The Pursuit of Happyness





Review:

The Bottom Line

Will Smith has banked a lot of goodwill with moviegoers and he's going to need to cash some in with his starring role in the depressing drama, The Pursuit of Happyness. Pursuit is a movie designed to have you reaching for your tissues, but unfortunately it's so overwrought, heavy-handed and into bashing the audience over the head with its message that the emotional impact is dramatically lessened as each minute of the running time slowly ticks by.

The Story

Based on true events, The Pursuit of Happyness (the incorrect spelling is explained in the film) follows Chris Gardner (Smith) as he struggles to achieve the American dream. Chris has everything going against him. His wife (Thandie Newton) left him and he's raising his 5-year-old son alone, without any real income. Determined to provide for his son Christopher (Jaden Smith) no matter what, Chris enters an unpaid internship program at a brokerage firm in hopes of landing the one paid position available at the end of the training program.

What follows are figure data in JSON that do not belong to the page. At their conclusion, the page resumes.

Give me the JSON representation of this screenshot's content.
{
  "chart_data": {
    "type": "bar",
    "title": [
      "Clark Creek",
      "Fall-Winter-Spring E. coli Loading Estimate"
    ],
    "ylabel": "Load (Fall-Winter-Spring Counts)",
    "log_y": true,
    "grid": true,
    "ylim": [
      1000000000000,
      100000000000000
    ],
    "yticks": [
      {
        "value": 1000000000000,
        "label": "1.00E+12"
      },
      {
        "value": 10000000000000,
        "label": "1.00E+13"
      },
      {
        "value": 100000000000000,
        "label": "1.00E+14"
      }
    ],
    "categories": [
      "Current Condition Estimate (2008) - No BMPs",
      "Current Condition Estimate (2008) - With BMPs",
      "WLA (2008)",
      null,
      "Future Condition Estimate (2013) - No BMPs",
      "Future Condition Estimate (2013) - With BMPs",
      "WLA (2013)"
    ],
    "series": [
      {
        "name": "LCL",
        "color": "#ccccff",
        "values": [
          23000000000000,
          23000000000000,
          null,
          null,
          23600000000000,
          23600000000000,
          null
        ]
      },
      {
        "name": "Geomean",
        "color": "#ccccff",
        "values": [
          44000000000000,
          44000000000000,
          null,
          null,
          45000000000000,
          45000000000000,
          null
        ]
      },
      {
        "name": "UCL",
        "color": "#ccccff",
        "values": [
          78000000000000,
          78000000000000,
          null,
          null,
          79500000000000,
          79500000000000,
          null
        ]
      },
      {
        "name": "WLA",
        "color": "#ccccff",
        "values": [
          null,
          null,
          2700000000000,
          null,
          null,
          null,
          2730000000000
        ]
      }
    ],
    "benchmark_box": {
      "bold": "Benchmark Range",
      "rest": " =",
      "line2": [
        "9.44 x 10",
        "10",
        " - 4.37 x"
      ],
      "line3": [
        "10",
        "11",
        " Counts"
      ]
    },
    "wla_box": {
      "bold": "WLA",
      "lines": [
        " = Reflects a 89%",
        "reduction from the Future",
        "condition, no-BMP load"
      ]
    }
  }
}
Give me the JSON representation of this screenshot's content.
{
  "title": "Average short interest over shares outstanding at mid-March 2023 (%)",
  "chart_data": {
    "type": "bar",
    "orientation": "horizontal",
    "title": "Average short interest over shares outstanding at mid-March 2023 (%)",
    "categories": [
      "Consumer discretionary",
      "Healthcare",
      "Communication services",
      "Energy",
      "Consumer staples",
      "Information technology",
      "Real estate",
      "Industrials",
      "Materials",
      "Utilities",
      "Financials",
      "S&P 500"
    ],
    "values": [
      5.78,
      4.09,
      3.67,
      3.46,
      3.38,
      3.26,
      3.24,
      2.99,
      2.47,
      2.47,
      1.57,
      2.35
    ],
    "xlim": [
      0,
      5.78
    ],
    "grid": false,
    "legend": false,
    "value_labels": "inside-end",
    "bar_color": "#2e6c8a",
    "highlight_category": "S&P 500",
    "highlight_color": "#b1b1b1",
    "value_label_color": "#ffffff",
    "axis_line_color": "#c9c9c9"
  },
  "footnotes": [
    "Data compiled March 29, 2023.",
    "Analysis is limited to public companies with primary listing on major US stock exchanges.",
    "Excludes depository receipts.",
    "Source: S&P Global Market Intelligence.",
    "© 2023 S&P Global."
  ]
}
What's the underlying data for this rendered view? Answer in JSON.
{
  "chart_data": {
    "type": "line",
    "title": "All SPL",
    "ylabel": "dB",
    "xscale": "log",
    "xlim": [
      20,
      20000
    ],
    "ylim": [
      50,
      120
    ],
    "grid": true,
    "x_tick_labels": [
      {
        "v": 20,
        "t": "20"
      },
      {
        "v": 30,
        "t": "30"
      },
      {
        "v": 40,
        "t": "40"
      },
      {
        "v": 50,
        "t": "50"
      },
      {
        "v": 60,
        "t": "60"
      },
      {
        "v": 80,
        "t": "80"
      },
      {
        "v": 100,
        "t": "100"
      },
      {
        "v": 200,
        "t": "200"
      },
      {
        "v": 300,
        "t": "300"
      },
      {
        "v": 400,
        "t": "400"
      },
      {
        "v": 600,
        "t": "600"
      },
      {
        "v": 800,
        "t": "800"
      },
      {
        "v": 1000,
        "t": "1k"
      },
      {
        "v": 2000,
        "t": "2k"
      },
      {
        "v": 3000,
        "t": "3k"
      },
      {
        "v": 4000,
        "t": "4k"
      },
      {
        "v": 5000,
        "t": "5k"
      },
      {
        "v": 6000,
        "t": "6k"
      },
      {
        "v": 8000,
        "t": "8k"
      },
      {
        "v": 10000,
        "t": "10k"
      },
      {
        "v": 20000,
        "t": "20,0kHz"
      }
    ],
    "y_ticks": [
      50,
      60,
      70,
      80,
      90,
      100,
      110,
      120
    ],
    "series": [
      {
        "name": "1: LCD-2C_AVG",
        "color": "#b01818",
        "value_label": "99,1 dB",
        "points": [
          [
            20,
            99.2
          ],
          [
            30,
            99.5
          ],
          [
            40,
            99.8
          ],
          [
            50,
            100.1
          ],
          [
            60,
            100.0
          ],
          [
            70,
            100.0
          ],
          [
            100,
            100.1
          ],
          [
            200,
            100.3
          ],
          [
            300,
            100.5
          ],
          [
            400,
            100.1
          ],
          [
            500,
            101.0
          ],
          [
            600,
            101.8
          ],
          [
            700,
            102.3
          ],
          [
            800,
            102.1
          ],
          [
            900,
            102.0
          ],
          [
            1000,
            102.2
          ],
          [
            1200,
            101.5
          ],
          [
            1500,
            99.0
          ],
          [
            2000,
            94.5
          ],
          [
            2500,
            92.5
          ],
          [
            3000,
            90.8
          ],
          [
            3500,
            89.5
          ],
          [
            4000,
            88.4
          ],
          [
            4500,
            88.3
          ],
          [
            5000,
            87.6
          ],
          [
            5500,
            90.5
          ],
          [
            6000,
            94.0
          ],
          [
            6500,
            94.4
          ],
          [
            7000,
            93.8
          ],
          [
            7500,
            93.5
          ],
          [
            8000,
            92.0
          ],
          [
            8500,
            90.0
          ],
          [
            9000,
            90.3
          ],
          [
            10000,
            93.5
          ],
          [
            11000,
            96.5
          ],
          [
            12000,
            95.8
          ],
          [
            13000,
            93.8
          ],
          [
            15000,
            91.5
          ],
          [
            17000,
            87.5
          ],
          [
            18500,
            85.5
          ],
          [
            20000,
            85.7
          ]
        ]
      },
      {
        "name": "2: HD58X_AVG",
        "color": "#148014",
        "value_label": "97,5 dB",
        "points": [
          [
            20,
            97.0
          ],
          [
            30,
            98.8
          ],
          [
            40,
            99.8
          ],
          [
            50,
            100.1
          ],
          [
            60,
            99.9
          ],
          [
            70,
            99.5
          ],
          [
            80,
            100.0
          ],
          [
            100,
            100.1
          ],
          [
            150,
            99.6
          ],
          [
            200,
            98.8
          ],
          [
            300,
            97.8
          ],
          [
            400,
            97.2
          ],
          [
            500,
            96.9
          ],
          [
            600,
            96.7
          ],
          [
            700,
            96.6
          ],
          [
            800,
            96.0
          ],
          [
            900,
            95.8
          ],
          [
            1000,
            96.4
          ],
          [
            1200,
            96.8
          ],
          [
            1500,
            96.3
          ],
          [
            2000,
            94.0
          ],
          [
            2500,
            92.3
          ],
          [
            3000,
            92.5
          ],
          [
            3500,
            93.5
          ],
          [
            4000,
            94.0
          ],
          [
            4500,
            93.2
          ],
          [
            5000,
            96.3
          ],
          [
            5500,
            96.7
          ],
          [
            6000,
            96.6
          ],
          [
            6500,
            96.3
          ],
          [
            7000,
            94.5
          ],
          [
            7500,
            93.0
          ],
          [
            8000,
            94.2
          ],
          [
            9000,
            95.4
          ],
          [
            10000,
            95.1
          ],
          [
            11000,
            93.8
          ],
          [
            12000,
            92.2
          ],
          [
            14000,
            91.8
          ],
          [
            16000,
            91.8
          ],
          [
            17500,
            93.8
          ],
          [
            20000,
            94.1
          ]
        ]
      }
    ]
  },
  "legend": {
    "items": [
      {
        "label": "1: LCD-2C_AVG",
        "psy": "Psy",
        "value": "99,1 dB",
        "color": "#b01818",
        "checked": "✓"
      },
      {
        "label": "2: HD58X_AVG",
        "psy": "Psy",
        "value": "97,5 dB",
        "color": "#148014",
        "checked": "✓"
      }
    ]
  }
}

Sleeping in bathrooms, homeless shelters, and shabby hotels when he's got the money to afford a room, Chris never gives up on the idea he can land a job and provide his son with a better life. Will Chris be able to grab the brass ring? Will his son be raised in an environment of love? If you watched the 20/20 special on the real Gardner, you know exactly how this story turns out.

To Sum It Up

If Jaden Christopher Syre Smith didn't turn in such a terrific performance, the cries of nepotism might overwhelm anything else to do with the release of The Pursuit of Happyness. However the younger Smith inherited talent from his parents and so he actually deserved the big break. That said, there are too many scenes in The Pursuit of Happyness that feel as though they're included in the film just to show off the close relationship between dad and son. Anyone arguing the need for an overabundance of scenes between the two because The Pursuit of Happyness is based on real events is assuming the story faithfully follows reality. It doesn't. Chris Gardner's real son was only two at the time of the events portrayed in the film.

If patience isn't a virtue you possess, pass on Pursuit of Happyness. The film takes forever to get going yet once it's underway, it doesn't seem to ever want to stop.